Exercises

Ex. 3.1

Done.

Ex. 3.2

Skipped; I don’t understand the problem.

Ex. 2

Skipped; I don’t understand the problem.

Problems

Prob. 3.1

psuedo-code changes; compare new complexity with old one

a

Psuedo-code. No Changes at all. Note the sequence $2^9 \rightarrow 2^3 \rightarrow 2^1$, up to the base case of $u = 2$ as before, starting with total data of size $2^9 = 512$.

Complexity. Similarly $\mathcal{O}(\lg \lg u)$. We follow the same reasoning on the master method but on the case of a cluster size $u^{1/3}$. We gain $\lg_b a = \lg_3 1 = 0$, or more accurately $\lg_b a = \lg_{4/3} 1 = 0$, whereby $\lceil m/3 \rceil \leq 3m/4$. Thus, Reaching exactly the same complexity.

b

vEB-TREE-MIN No Changes.

vEB-TREE-MAX No Changes.

vEB-TREE-MEMBER(V, x) No Changes.

vEB-TREE-SUCCESSOR(V, x) No Changes.

vEB-TREE-PREDOCESSOR(V, x) Symmetric, Skipped.

vEB-EMPTY-TREE-INSERT(V, x) No Changes.

Intuitively, We apply the same trick of swapping V.min. Complexity is the same, as we only re-ordered a constant-complexity code block.

vEB-TREE-INSERT(V, x)
  if V.min == NIL
    vEB-EMPTY-TREE-INSERT(V, x)
  else 
    if x < V.min
      exchange x with V.min
    if x > V.max
      exchange x with V.max
    if V.u > 2
      if vEB-TREE-MINIMUM(V.cluster[high(x)] == NIL
        vEB-TREE-INSERT(V.summary, high(x))
        vEB-EMPTY-TREE-INSERT(V.cluster[high(x)], low.x)
    else
	  vEB-TREE-INSERT(V.cluster[high(x)], low.x)

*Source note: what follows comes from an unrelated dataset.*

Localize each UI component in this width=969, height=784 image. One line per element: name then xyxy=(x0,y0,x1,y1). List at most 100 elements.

Intuitively, We apply the same trick of updating V.min and assigning x to a new value before the delete operation. In this case, there’s no need to check for summary as V.max will be already set to either V.min or the suitable index value. Complexity is the same for exactly the same reasoning

vEB-TREE-DELETE(V, x)
.
..
else
  if x == V.min
    first-cluster = vEB-TREE-MINIMUM(V.summary)
    x = index(first-cluster, vEB-TREE-MINIMUM(V.cluster[first-cluster]))
    V.min = x
  elseif x == V.max
    last-cluster = vEB-TREE-MAXIMUM(V.summary)
	x = index(high(x), vEB-TREE-MAXIMUM(V.cluster[high(x)]))
    V.max = x
	
  vEB-TREE-DELETE(V.cluster[high(x)], low(x))

  if vEB-TREE-MINIMUM(V.cluster[high(x)]) == NIL
    vEB-TREE-DELETE(V.summary, high.x)

Algorithm’s correctness are not proved. We relied only on our intuition. Not comfortable the new modification is simpler and yet offers the same complexity; Why not illustrated in this way by the author?